Federated undergoes face-lift, shifts focus
The 27-story Federated Investors tower visible from much of Downtown will be undergoing a face-lift in the near future when it receives a new name and sign — Federated Hermes.
“What we have done is what we call a reverse transformational merger, which is a lot of words that basically means Hermes was doing a lot of things that we liked to bring over here,” said Chris Donahue, chairman of Federated Investors Inc., in a recent interview.
In celebration of the company changing its sticker symbol from FII to FHI and the firm’s common stock trading under its new symbol for the first time Monday, Mr. Donahue rang the opening bell at the New York Stock Exchange at 9:30 a.m.
A new name and logo redesign for the Downtown-based mutual funds company is part of its broader effort to reinvent itself and to focus more attention on issues related to environmental, social and corporate governance (ESG) — a class of investing that the world’s largest investors are starting to care more about.
The Pittsburgh financial services giant is changing its name to Federated Hermes to reflect its acquisition of a majority interest in Hermes Fund Managers Limited. The London-based asset manager was a pioneer in the use of non-financial factors such as impact on the environment to predict a company’s future financial performance.
Federated has $527.2 billion in assets under management as a result of acquiring a majority interest in Hermes about 18 months ago. Hermes had $45 billion in assets under management, which was added to Federated’s balance sheet after the transaction.
A key idea driving Federated’s new focus on the ESG sector is that when companies focus on their social and environmental impact, they minimize risks to the business and operate more efficiently.
For example, a forestry company committed to planting more trees than it cuts down each year creates a more sustainable business. In other examples, unhappy and stressed employees are not likely to provide excellent customer service, and companies with poor diversity across the workforce, management teams and board rooms lose out on valuable insights and perspectives.
There’s plenty of anecdotal evidence that portfolios can
outperform by favoring companies with good ESG behavior, while several academic studies also suggest it can boost investing returns.
While some doubt the wisdom of making investments to make a political or social statement, an increasing number of large investors are making it one of their top priorities.

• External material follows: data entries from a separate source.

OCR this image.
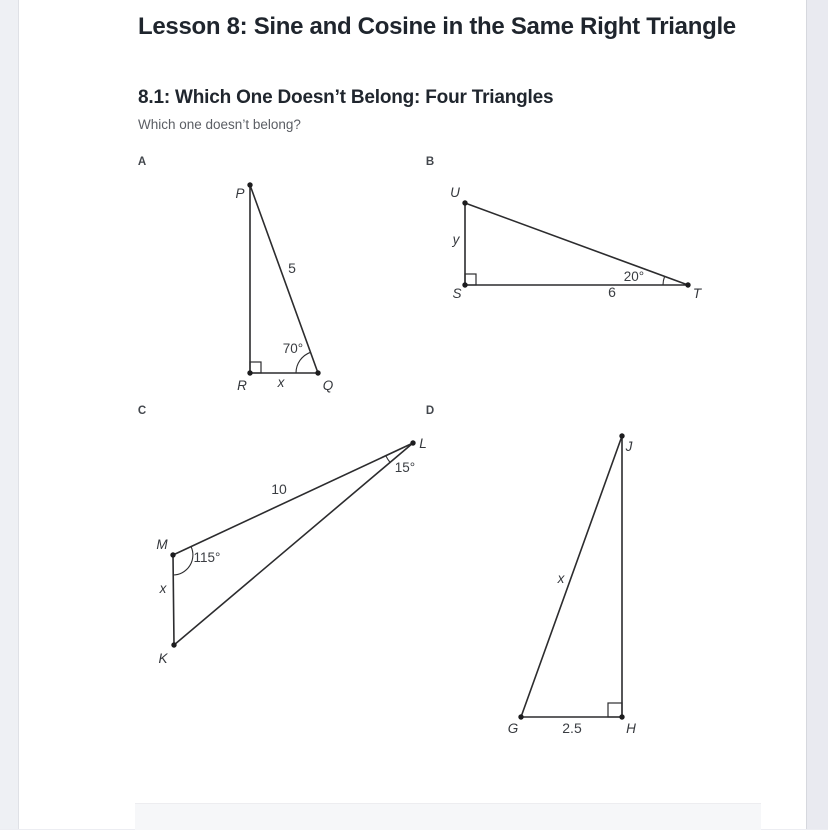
Lesson 8: Sine and Cosine in the Same Right Triangle
8.1: Which One Doesn’t Belong: Four Triangles

Which one doesn’t belong?

A
P
5
70°
R x	Q
B
U
y
S	6
20°
T
C
L
15°
10
M
115°
x
K
D
J
x
G	2.5	H
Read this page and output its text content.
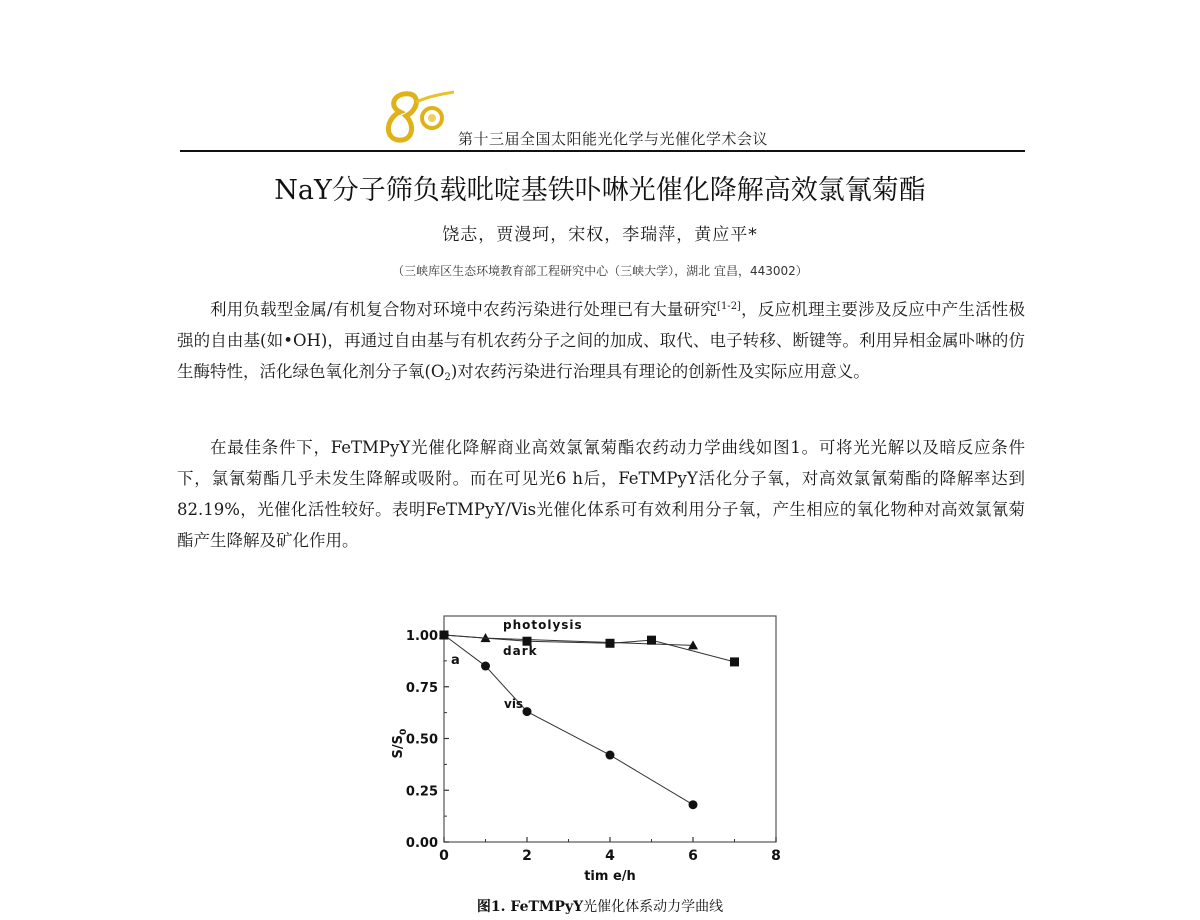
第十三届全国太阳能光化学与光催化学术会议
NaY分子筛负载吡啶基铁卟啉光催化降解高效氯氰菊酯
饶志，贾漫珂，宋权，李瑞萍，黄应平*
（三峡库区生态环境教育部工程研究中心（三峡大学），湖北 宜昌，443002）

利用负载型金属/有机复合物对环境中农药污染进行处理已有大量研究[1-2]，反应机理主要涉及反应中产生活性极强的自由基(如•OH)，再通过自由基与有机农药分子之间的加成、取代、电子转移、断键等。利用异相金属卟啉的仿生酶特性，活化绿色氧化剂分子氧$(O_2)$对农药污染进行治理具有理论的创新性及实际应用意义。

在最佳条件下，FeTMPyY光催化降解商业高效氯氰菊酯农药动力学曲线如图1。可将光光解以及暗反应条件下，氯氰菊酯几乎未发生降解或吸附。而在可见光6 h后，FeTMPyY活化分子氧，对高效氯氰菊酯的降解率达到82.19%，光催化活性较好。表明FeTMPyY/Vis光催化体系可有效利用分子氧，产生相应的氧化物种对高效氯氰菊酯产生降解及矿化作用。

0.00
0.25
0.50
0.75
1.00
0	2	4	6	8
tim e/h
$S/S_0$
photolysis
dark
vis
a
图1. FeTMPyY光催化体系动力学曲线
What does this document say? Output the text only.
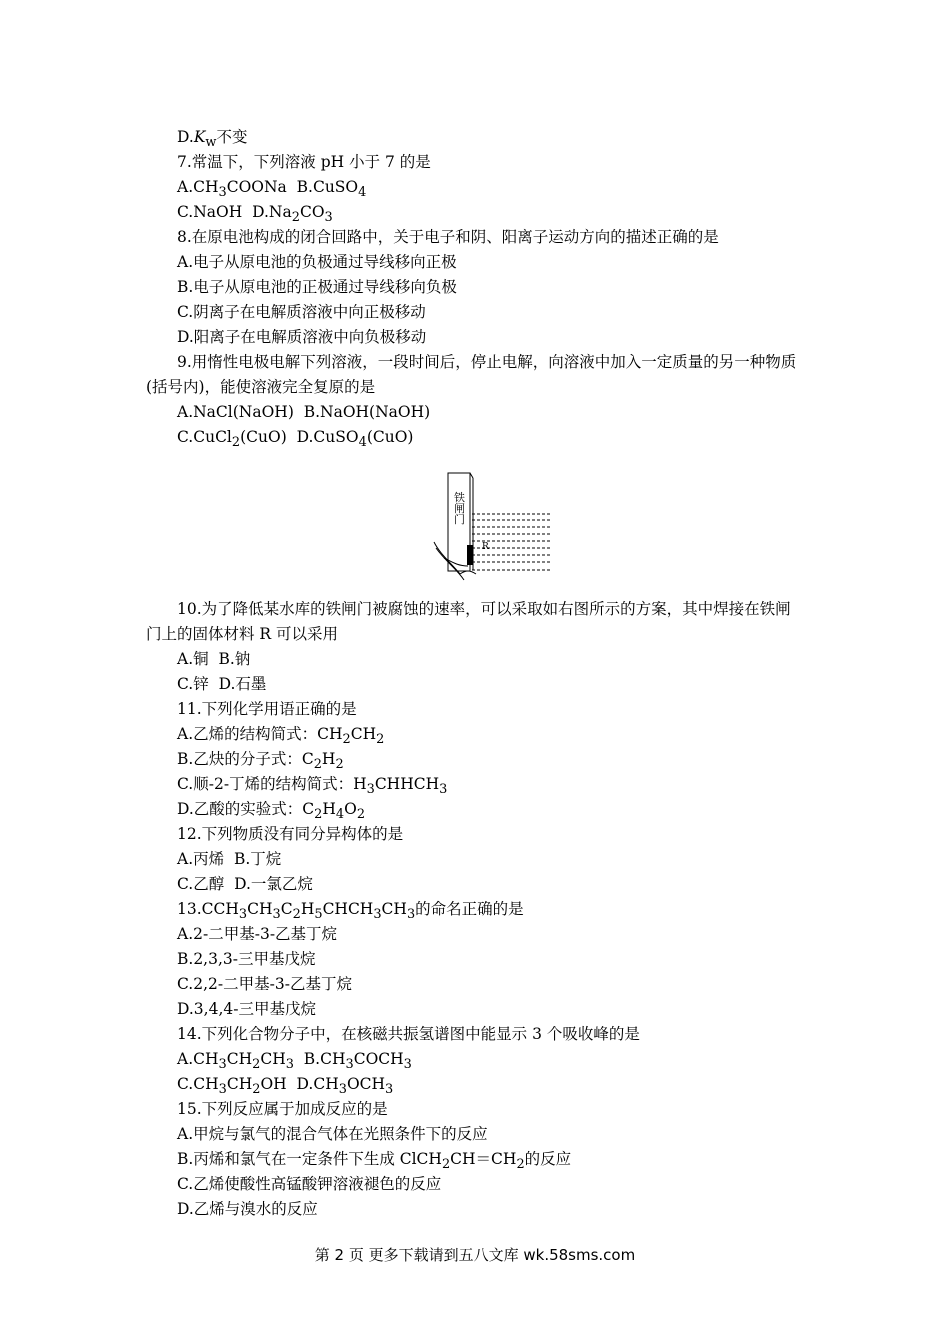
$D.K_w$不变
7.常温下，下列溶液 pH 小于 7 的是
$A.CH_3COONa$  B.CuSO$_4$
C.NaOH  $D.Na_2CO_3$
8.在原电池构成的闭合回路中，关于电子和阴、阳离子运动方向的描述正确的是
A.电子从原电池的负极通过导线移向正极
B.电子从原电池的正极通过导线移向负极
C.阴离子在电解质溶液中向正极移动
D.阳离子在电解质溶液中向负极移动
9.用惰性电极电解下列溶液，一段时间后，停止电解，向溶液中加入一定质量的另一种物质(括号内)，能使溶液完全复原的是
A.NaCl(NaOH)  B.NaOH(NaOH)
C.CuCl$_2$(CuO)  D.CuSO$_4$(CuO)
10.为了降低某水库的铁闸门被腐蚀的速率，可以采取如右图所示的方案，其中焊接在铁闸门上的固体材料 R 可以采用
A.铜  B.钠
C.锌  D.石墨
11.下列化学用语正确的是
A.乙烯的结构简式：$CH_2CH_2$
B.乙炔的分子式：$C_2H_2$
C.顺-2-丁烯的结构简式：$H_3CHHCH_3$
D.乙酸的实验式：$C_2H_4O_2$
12.下列物质没有同分异构体的是
A.丙烯  B.丁烷
C.乙醇  D.一氯乙烷
$13.CCH_3CH_3C_2H_5CHCH_3CH_3$的命名正确的是
A.2-二甲基-3-乙基丁烷
B.2,3,3-三甲基戊烷
C.2,2-二甲基-3-乙基丁烷
D.3,4,4-三甲基戊烷
14.下列化合物分子中，在核磁共振氢谱图中能显示 3 个吸收峰的是
$A.CH_3CH_2CH_3$  $B.CH_3COCH_3$
$C.CH_3CH_2OH$  $D.CH_3OCH_3$
15.下列反应属于加成反应的是
A.甲烷与氯气的混合气体在光照条件下的反应
B.丙烯和氯气在一定条件下生成 $ClCH_2CH=CH_2$的反应
C.乙烯使酸性高锰酸钾溶液褪色的反应
D.乙烯与溴水的反应
铁闸门
R
第 2 页 更多下载请到五八文库 wk.58sms.com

According to Chicagobased investment research company Morningstar, the estimated net flows into openend and exchange-traded sustainable funds available to U.S. investors totaled $20.6 billion in 2019. That figure is nearly four times the previous annual record for net flows set in 2018.
Big asset management firms and government pension funds have in recent years been putting more pressure on company leaders to focus on ESG metrics. And more mutual fund shareholders are demanding that companies focus on sustainability because they believe it will drive everything else that’s important to them — growth, market share and profitability.
“When you look at beneficiaries of trusts and foundations, they are clamoring to the people running their money that they want their money invested this way as well,” Mr. Donahue said. “Our job is to take those factors and turn it into excellent performance for the underlying investor.
“So this is a big monumental effort in the marketplace that affects everybody whether you are a passive fund or an active fund or a different kind of fund,” he said. “This kind of approach of trying to get companies to do well by doing good, that’s what we’re about.”
Mr. Donahue’s father, John F. Donahue, was one of three high school classmates who founded the Pittsburgh company in 1955. Today, it’s one of the world’s largest investment managers, offering 131 different mutual funds to clients ranging from banks to insurance companies to stock market broker-dealers.
In addition to the billions of dollars in assets directly under management at Federated, Hermes operates a division called Ownership Equity Services, which advises about $850 billion in assets for a number of foundations, equity managers and pension funds.
Hermes employs 25 people in this division whose job is to engage with companies that appeal to their clients to help those companies improve how they do their governance.
The division was not included in the Federated deal.
“They will go to companies and say, ‘We really think you should have diversity on your board,’ or they look at how a company’s relationship is with employees or they look up the supply chain and ask, ‘Are you really doing things to improve the supply chain?’ ” Mr. Donahue said.
And companies at least listen to those suggestions.
“The $850 billion is what those asset owners have that give them the power to go to a company and say we want you to look at this, or do that, or meet with the CEO,” Mr. Donahue said.
The Hermes purchase was an important one for expanding Federated’s international footprint. It took five years to work out the details, which also gave Federated time to be sure the two companies were culturally compatible.
“The culture thing is very important for making something work,” Mr. Donahue said. “What’s really important in the U.K. and here is we want everybody to enjoy coming to work.”
Headquartered in Pittsburgh, Federated employs 1,900 people in several offices worldwide including London, New York and Boston. There will be no changes in the workforce due to the merger.